11 "No one, sir," she said.
"Then neither do I condemn you," Jesus declared. "Go now and leave your life of sin."
Observation: God chose imperfect human beings to write the words of the Bible.
Application: This scripture gives us a beautiful scene in the ministry of Jesus and contains important lessons about forgiveness, not judging others, and about changing our lives to abandon sin. I feel that the gospel of John is greatly enriched by these verses and that God is speaking to us through them. I could write many words about the teachings here, but I admit that I have other motives for choosing these verses today. These verses are my focus because they were not part of the original writings of John.
This is one of the more well known insertions we find in the Bible. Some time after the Gospel of John was written, someone added this story. We know this because the earliest manuscripts don’t have it at all. In the ones that do, sometimes it appears where we now have it, and sometimes it shows up in other places. Scholars are pretty much in agreement that it was not part of the original writing, and they argue as to whether it actually took place, or if it was constructed as a teaching.
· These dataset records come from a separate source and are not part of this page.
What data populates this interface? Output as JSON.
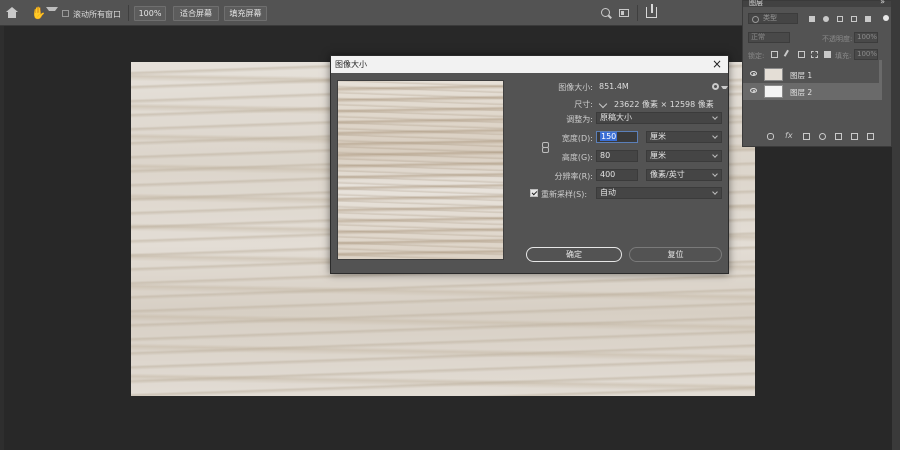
{
  "options_bar": {
    "scroll_all_label": "滚动所有窗口",
    "zoom_value": "100%",
    "fit_screen_label": "适合屏幕",
    "fill_screen_label": "填充屏幕"
  },
  "layers_panel": {
    "title": "图层",
    "menu": "»",
    "filter_placeholder": "类型",
    "blend_mode": "正常",
    "opacity_label": "不透明度:",
    "opacity_value": "100%",
    "lock_label": "锁定:",
    "fill_label": "填充:",
    "fill_value": "100%",
    "layers": [
      {
        "name": "图层 1",
        "selected": false
      },
      {
        "name": "图层 2",
        "selected": true
      }
    ]
  },
  "dialog": {
    "title": "图像大小",
    "close": "×",
    "image_size_label": "图像大小:",
    "image_size_value": "851.4M",
    "dimensions_label": "尺寸:",
    "dimensions_value": "23622 像素  ×  12598 像素",
    "fit_to_label": "调整为:",
    "fit_to_value": "原稿大小",
    "width_label": "宽度(D):",
    "width_value": "150",
    "width_unit": "厘米",
    "height_label": "高度(G):",
    "height_value": "80",
    "height_unit": "厘米",
    "resolution_label": "分辨率(R):",
    "resolution_value": "400",
    "resolution_unit": "像素/英寸",
    "resample_label": "重新采样(S):",
    "resample_checked": true,
    "resample_value": "自动",
    "ok_label": "确定",
    "reset_label": "复位"
  }
}
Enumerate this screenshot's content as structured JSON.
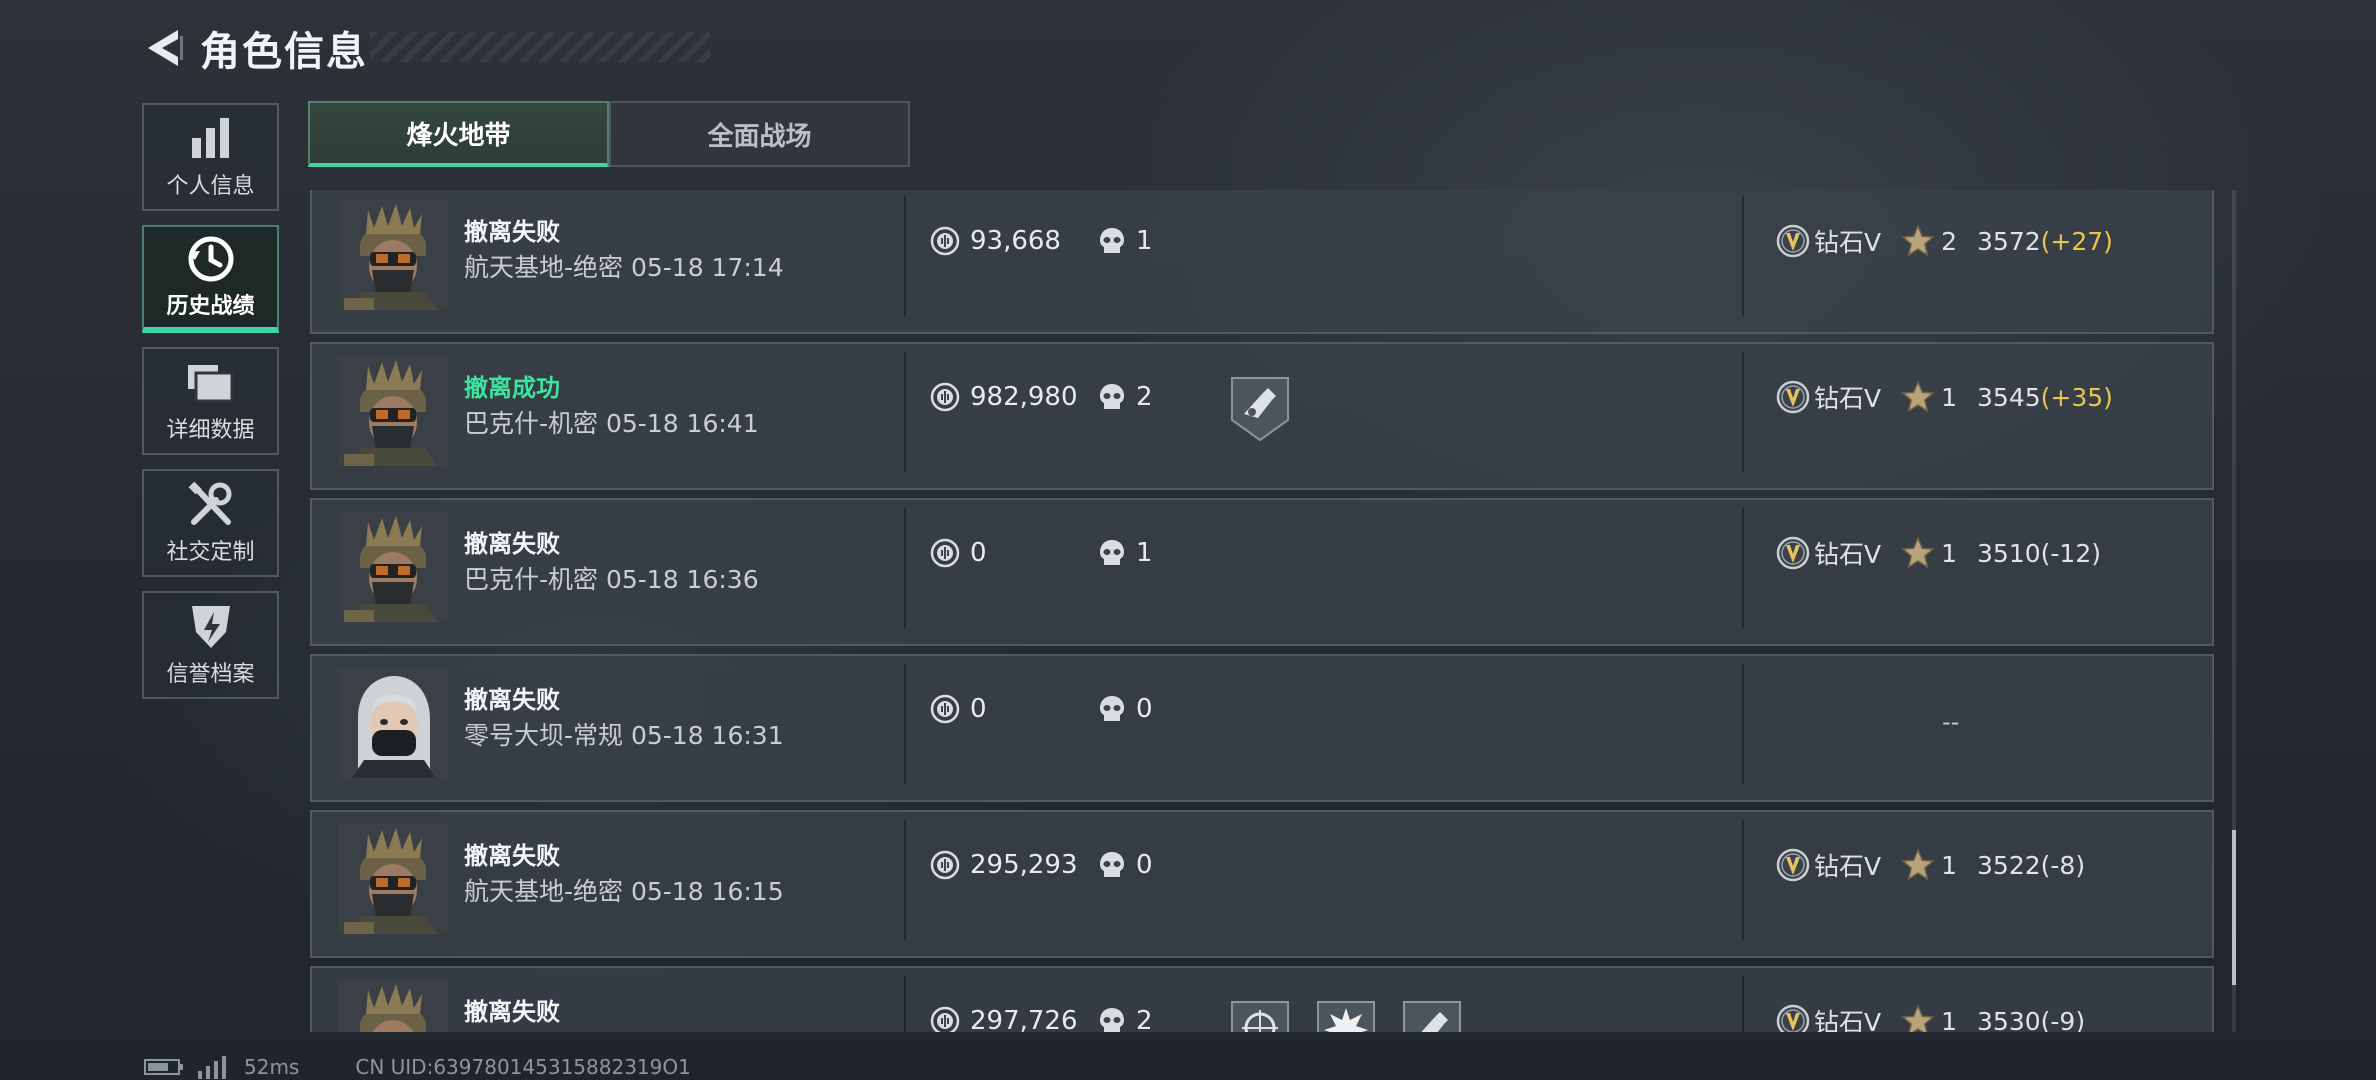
{
  "header": {
    "title": "角色信息"
  },
  "sidebar": {
    "items": [
      {
        "label": "个人信息",
        "icon": "bar-chart-icon"
      },
      {
        "label": "历史战绩",
        "icon": "history-clock-icon",
        "active": true
      },
      {
        "label": "详细数据",
        "icon": "folder-icon"
      },
      {
        "label": "社交定制",
        "icon": "tools-icon"
      },
      {
        "label": "信誉档案",
        "icon": "reputation-icon"
      }
    ]
  },
  "tabs": [
    {
      "label": "烽火地带",
      "active": true
    },
    {
      "label": "全面战场",
      "active": false
    }
  ],
  "matches": [
    {
      "outcome": "撤离失败",
      "success": false,
      "detail": "航天基地-绝密 05-18 17:14",
      "avatar": "soldier-avatar",
      "money": "93,668",
      "kills": "1",
      "badges": [],
      "rank": "钻石V",
      "stars": "2",
      "score": "3572",
      "delta": "(+27)"
    },
    {
      "outcome": "撤离成功",
      "success": true,
      "detail": "巴克什-机密 05-18 16:41",
      "avatar": "soldier-avatar",
      "money": "982,980",
      "kills": "2",
      "badges": [
        "rescue-medal-icon"
      ],
      "rank": "钻石V",
      "stars": "1",
      "score": "3545",
      "delta": "(+35)"
    },
    {
      "outcome": "撤离失败",
      "success": false,
      "detail": "巴克什-机密 05-18 16:36",
      "avatar": "soldier-avatar",
      "money": "0",
      "kills": "1",
      "badges": [],
      "rank": "钻石V",
      "stars": "1",
      "score": "3510",
      "delta": "(-12)"
    },
    {
      "outcome": "撤离失败",
      "success": false,
      "detail": "零号大坝-常规 05-18 16:31",
      "avatar": "female-operator-avatar",
      "money": "0",
      "kills": "0",
      "badges": [],
      "rank": "",
      "no_rank": "--"
    },
    {
      "outcome": "撤离失败",
      "success": false,
      "detail": "航天基地-绝密 05-18 16:15",
      "avatar": "soldier-avatar",
      "money": "295,293",
      "kills": "0",
      "badges": [],
      "rank": "钻石V",
      "stars": "1",
      "score": "3522",
      "delta": "(-8)"
    },
    {
      "outcome": "撤离失败",
      "success": false,
      "detail": "",
      "avatar": "soldier-avatar",
      "money": "297,726",
      "kills": "2",
      "badges": [
        "scope-medal-icon",
        "explosion-medal-icon",
        "rescue-medal-icon"
      ],
      "rank": "钻石V",
      "stars": "1",
      "score": "3530",
      "delta": "(-9)"
    }
  ],
  "status": {
    "ping": "52ms",
    "uid": "CN UID:639780145315882319O1"
  }
}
So the question arises as to whether it is it an authentic part of the scripture and a true teaching of God, or if it is just something inserted by man? The truth of the matter is that it was inserted by man, but at the same time it is a teaching of God and the fact that it was not part of the original writing doesn’t make it any less a part of the scriptures.
There are many who believe that the Bible is perfect and without error. I can not hold to that doctrine of biblical inerrancy. I believe that the writers of the Bible were inspired by God to write what they did, but because they were imperfect people, there are imperfections in their work. Saying that the Bible is free of errors because it was inspired by God is like saying that these writings of mine are perfect because God inspired them. I believe God gives me inspiration every day to write these words, but they are still written by an imperfect man.
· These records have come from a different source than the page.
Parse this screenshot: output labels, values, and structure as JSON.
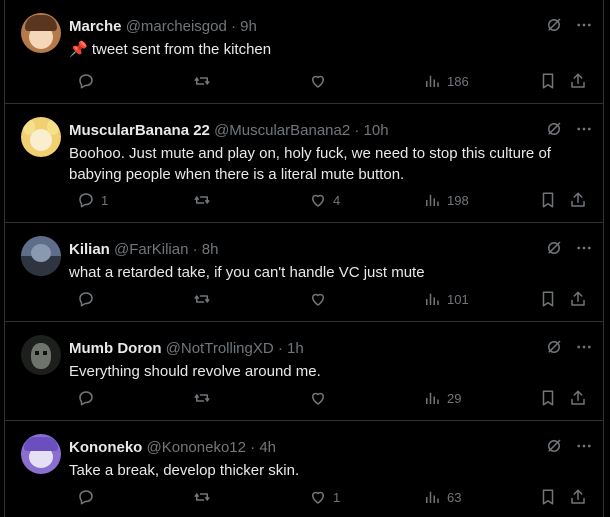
{
  "tweets": [
    {
      "name": "Marche",
      "handle": "@marcheisgod",
      "time": "9h",
      "text": "📌 tweet sent from the kitchen",
      "replies": "",
      "retweets": "",
      "likes": "",
      "views": "186",
      "avatar_color": "#b57a4a"
    },
    {
      "name": "MuscularBanana 22",
      "handle": "@MuscularBanana2",
      "time": "10h",
      "text": "Boohoo. Just mute and play on, holy fuck, we need to stop this culture of babying people when there is a literal mute button.",
      "replies": "1",
      "retweets": "",
      "likes": "4",
      "views": "198",
      "avatar_color": "#f0d070"
    },
    {
      "name": "Kilian",
      "handle": "@FarKilian",
      "time": "8h",
      "text": "what a retarded take, if you can't handle VC just mute",
      "replies": "",
      "retweets": "",
      "likes": "",
      "views": "101",
      "avatar_color": "#5d6d8a"
    },
    {
      "name": "Mumb Doron",
      "handle": "@NotTrollingXD",
      "time": "1h",
      "text": "Everything should revolve around me.",
      "replies": "",
      "retweets": "",
      "likes": "",
      "views": "29",
      "avatar_color": "#3a3f3a"
    },
    {
      "name": "Kononeko",
      "handle": "@Kononeko12",
      "time": "4h",
      "text": "Take a break, develop thicker skin.",
      "replies": "",
      "retweets": "",
      "likes": "1",
      "views": "63",
      "avatar_color": "#8a6fd0"
    }
  ],
  "separator": "·",
  "colors": {
    "background": "#000000",
    "border": "#2f3336",
    "muted": "#71767b",
    "text": "#e7e9ea"
  },
  "icons": [
    "grok-icon",
    "more-icon",
    "reply-icon",
    "retweet-icon",
    "like-icon",
    "views-icon",
    "bookmark-icon",
    "share-icon"
  ]
}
As a pastor I believe that the messages I deliver to the congregations that I serve are inspired by God, but again they are not perfect because I am not perfect. I may say something that is completely wrong while preaching, I’ve done it before and I’m sure I’ll do it again in the future. I may contradict something I said last week, or something may come out the wrong way and the meaning of my words may be misconstrued by those who hear them. Although I believe my messages to be anointed by God, and inspired by Him, they still must be considered less than perfect.
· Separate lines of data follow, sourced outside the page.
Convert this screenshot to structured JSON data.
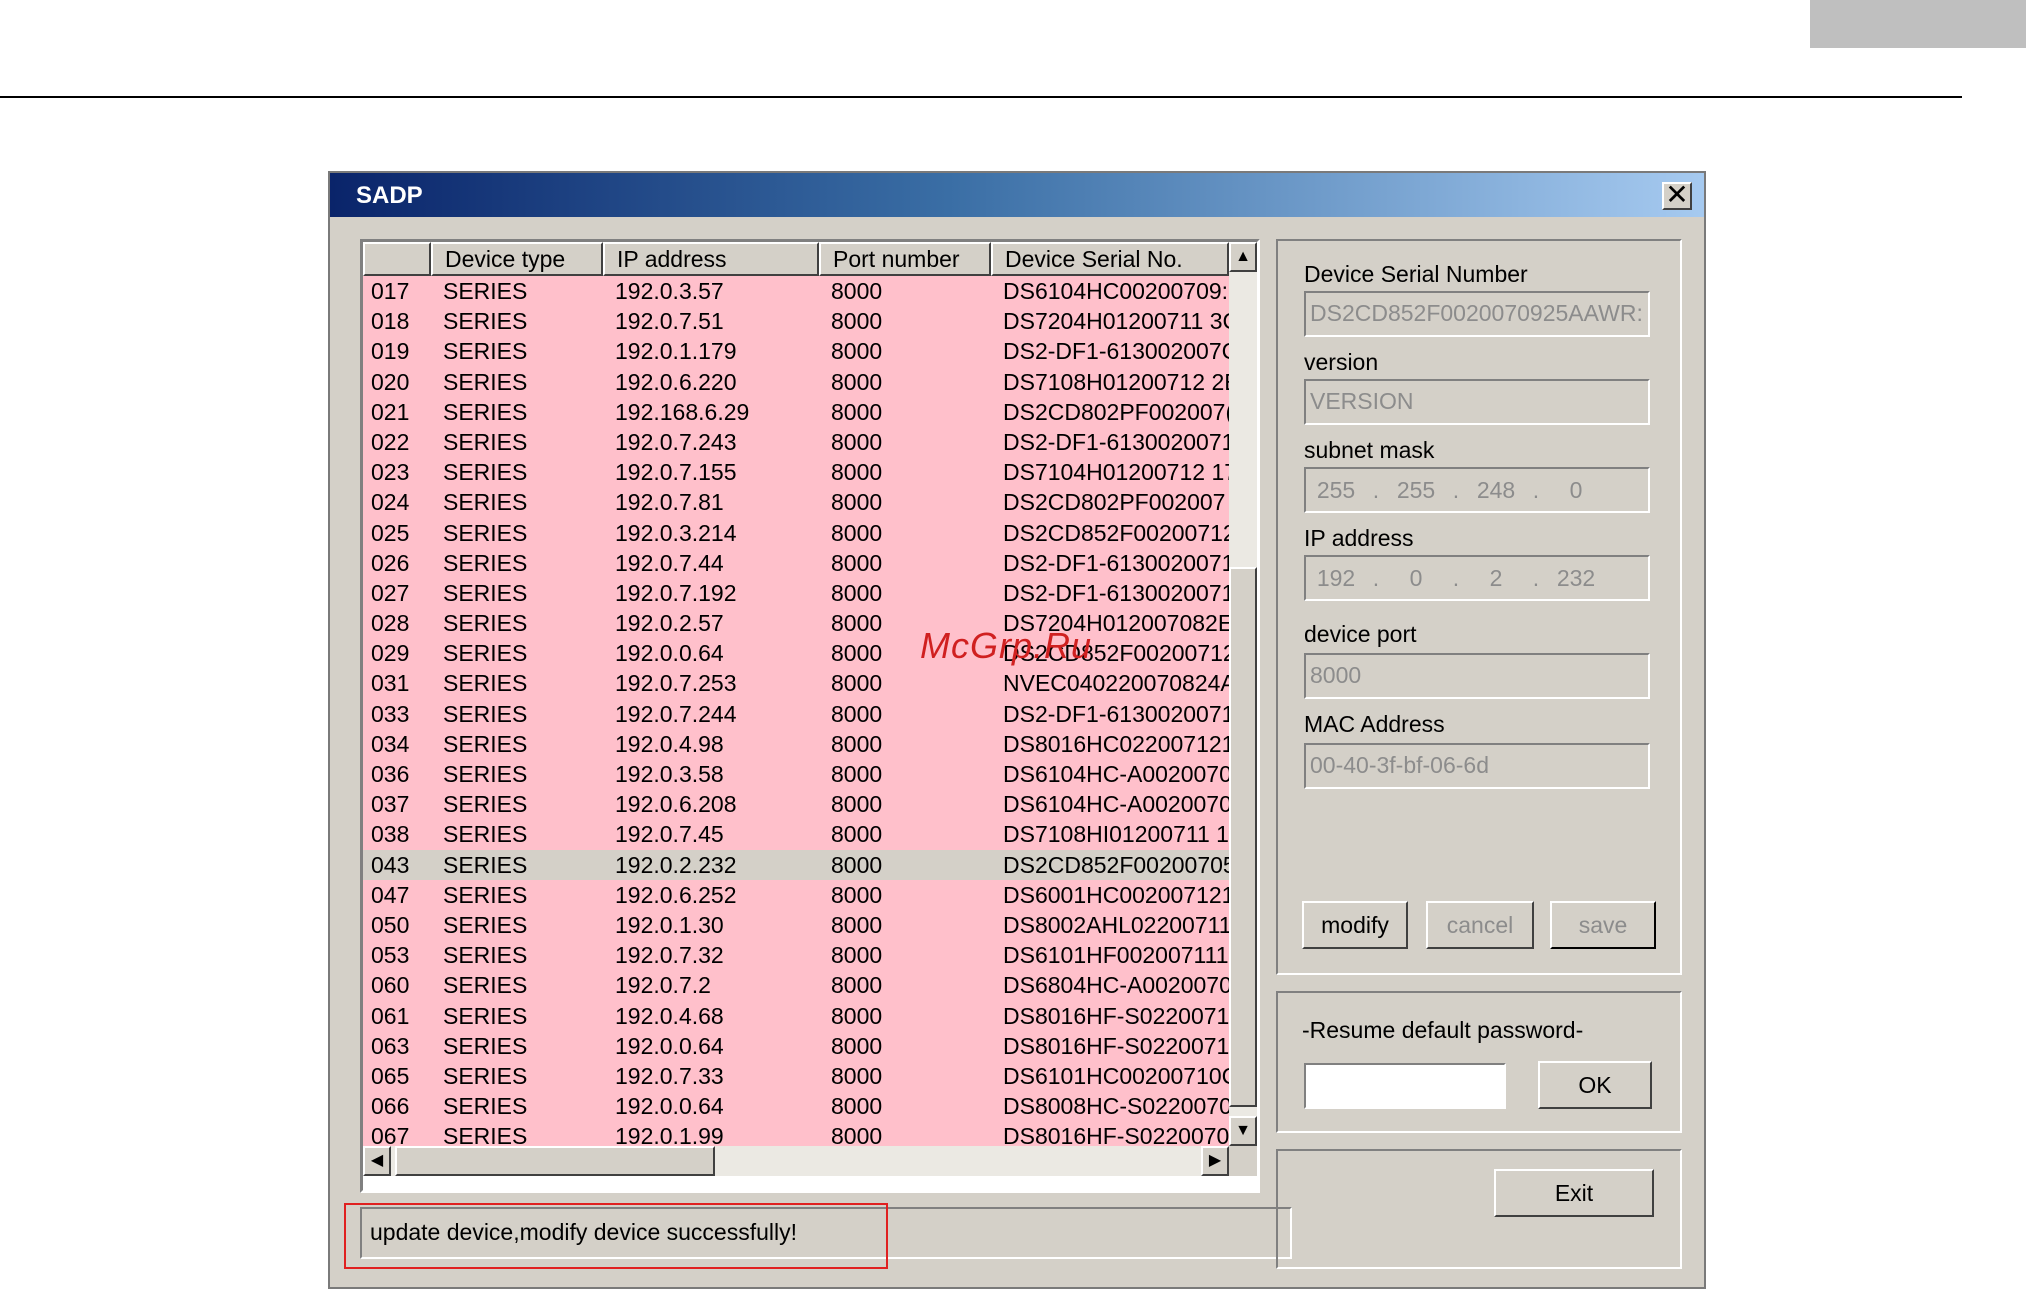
{
  "window": {
    "title": "SADP",
    "close_glyph": "✕"
  },
  "list": {
    "columns": [
      "",
      "Device type",
      "IP address",
      "Port number",
      "Device Serial No."
    ],
    "rows": [
      {
        "num": "017",
        "type": "SERIES",
        "ip": "192.0.3.57",
        "port": "8000",
        "serial": "DS6104HC00200709:"
      },
      {
        "num": "018",
        "type": "SERIES",
        "ip": "192.0.7.51",
        "port": "8000",
        "serial": "DS7204H01200711 3C"
      },
      {
        "num": "019",
        "type": "SERIES",
        "ip": "192.0.1.179",
        "port": "8000",
        "serial": "DS2-DF1-613002007C"
      },
      {
        "num": "020",
        "type": "SERIES",
        "ip": "192.0.6.220",
        "port": "8000",
        "serial": "DS7108H01200712 2E"
      },
      {
        "num": "021",
        "type": "SERIES",
        "ip": "192.168.6.29",
        "port": "8000",
        "serial": "DS2CD802PF002007("
      },
      {
        "num": "022",
        "type": "SERIES",
        "ip": "192.0.7.243",
        "port": "8000",
        "serial": "DS2-DF1-6130020071"
      },
      {
        "num": "023",
        "type": "SERIES",
        "ip": "192.0.7.155",
        "port": "8000",
        "serial": "DS7104H01200712 17"
      },
      {
        "num": "024",
        "type": "SERIES",
        "ip": "192.0.7.81",
        "port": "8000",
        "serial": "DS2CD802PF002007"
      },
      {
        "num": "025",
        "type": "SERIES",
        "ip": "192.0.3.214",
        "port": "8000",
        "serial": "DS2CD852F00200712"
      },
      {
        "num": "026",
        "type": "SERIES",
        "ip": "192.0.7.44",
        "port": "8000",
        "serial": "DS2-DF1-6130020071"
      },
      {
        "num": "027",
        "type": "SERIES",
        "ip": "192.0.7.192",
        "port": "8000",
        "serial": "DS2-DF1-6130020071"
      },
      {
        "num": "028",
        "type": "SERIES",
        "ip": "192.0.2.57",
        "port": "8000",
        "serial": "DS7204H012007082E"
      },
      {
        "num": "029",
        "type": "SERIES",
        "ip": "192.0.0.64",
        "port": "8000",
        "serial": "DS2CD852F00200712"
      },
      {
        "num": "031",
        "type": "SERIES",
        "ip": "192.0.7.253",
        "port": "8000",
        "serial": "NVEC040220070824A"
      },
      {
        "num": "033",
        "type": "SERIES",
        "ip": "192.0.7.244",
        "port": "8000",
        "serial": "DS2-DF1-6130020071"
      },
      {
        "num": "034",
        "type": "SERIES",
        "ip": "192.0.4.98",
        "port": "8000",
        "serial": "DS8016HC022007121"
      },
      {
        "num": "036",
        "type": "SERIES",
        "ip": "192.0.3.58",
        "port": "8000",
        "serial": "DS6104HC-A0020070"
      },
      {
        "num": "037",
        "type": "SERIES",
        "ip": "192.0.6.208",
        "port": "8000",
        "serial": "DS6104HC-A0020070"
      },
      {
        "num": "038",
        "type": "SERIES",
        "ip": "192.0.7.45",
        "port": "8000",
        "serial": "DS7108HI01200711 1:"
      },
      {
        "num": "043",
        "type": "SERIES",
        "ip": "192.0.2.232",
        "port": "8000",
        "serial": "DS2CD852F00200705"
      },
      {
        "num": "047",
        "type": "SERIES",
        "ip": "192.0.6.252",
        "port": "8000",
        "serial": "DS6001HC002007121"
      },
      {
        "num": "050",
        "type": "SERIES",
        "ip": "192.0.1.30",
        "port": "8000",
        "serial": "DS8002AHL02200711"
      },
      {
        "num": "053",
        "type": "SERIES",
        "ip": "192.0.7.32",
        "port": "8000",
        "serial": "DS6101HF002007111"
      },
      {
        "num": "060",
        "type": "SERIES",
        "ip": "192.0.7.2",
        "port": "8000",
        "serial": "DS6804HC-A0020070"
      },
      {
        "num": "061",
        "type": "SERIES",
        "ip": "192.0.4.68",
        "port": "8000",
        "serial": "DS8016HF-S0220071"
      },
      {
        "num": "063",
        "type": "SERIES",
        "ip": "192.0.0.64",
        "port": "8000",
        "serial": "DS8016HF-S0220071"
      },
      {
        "num": "065",
        "type": "SERIES",
        "ip": "192.0.7.33",
        "port": "8000",
        "serial": "DS6101HC00200710C"
      },
      {
        "num": "066",
        "type": "SERIES",
        "ip": "192.0.0.64",
        "port": "8000",
        "serial": "DS8008HC-S0220070"
      },
      {
        "num": "067",
        "type": "SERIES",
        "ip": "192.0.1.99",
        "port": "8000",
        "serial": "DS8016HF-S0220070"
      }
    ],
    "selected_row": "043"
  },
  "status": {
    "text": "update device,modify device successfully!"
  },
  "watermark": "McGrp.Ru",
  "details": {
    "serial_label": "Device Serial Number",
    "serial_value": "DS2CD852F0020070925AAWR:",
    "version_label": "version",
    "version_value": "VERSION",
    "subnet_label": "subnet mask",
    "subnet": [
      "255",
      "255",
      "248",
      "0"
    ],
    "ip_label": "IP address",
    "ip": [
      "192",
      "0",
      "2",
      "232"
    ],
    "port_label": "device port",
    "port_value": "8000",
    "mac_label": "MAC Address",
    "mac_value": "00-40-3f-bf-06-6d",
    "modify_label": "modify",
    "cancel_label": "cancel",
    "save_label": "save"
  },
  "password": {
    "label": "-Resume default password-",
    "ok_label": "OK"
  },
  "exit_label": "Exit",
  "colors": {
    "row_bg": "#ffc0cb",
    "selected_row_bg": "#d4d0c8",
    "dialog_bg": "#d4d0c8",
    "highlight_box": "#e02020",
    "watermark": "#d02020"
  }
}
The biblical writers are no different than you and I. They were imperfect people, doing their best to describe a perfect God. They were inspired, and they were anointed, but they were also flawed, and the product of their labors must also bear those imperfections.
With all of this in mind, some might ask “Then how can you put your faith in the Bible?” My answer is, my faith is not in the Bible, it’s in the God who inspired it. A full reading of the Bible can only give us a small glimpse of the whole reality of God. The Bible is a wonderful creation, and God uses it to speak to us. I think it’s important for people of faith to read the Bible and strive to understand it. Every morning as I write, I am inspired, and uplifted by the words of the Bible. It is a book of faith, written by people of faith, to inspire faith in others, and I know that God actively speaks through it. He also speaks through my interactions with other believers, and through my family, and through nature, through other books that I read, or through songs that I hear, and in countless other ways. There are so many ways that God communicates with us, the Bible is one of the biggies, but it is not the only one.
We must listen for God’s voice not only in the Bible, but the still small voice within, and all around. From the moment of mankind’s creation God has been trying to speak with us, we have only to tune our spiritual ears in to hear what He is saying.
Prayer: Lord God Almighty,
Thank you for the scriptures which speak truth to me. Thank you for your voice and your word that encompasses all of creation. Help me to hear your voice in the smallest parts of life, and let me notice your glory in the largest aspects of the universe. You are God of all things and can not be put in a box or limited by our understanding. Teach me to listen and see with my soul so that I may commune more fully with you.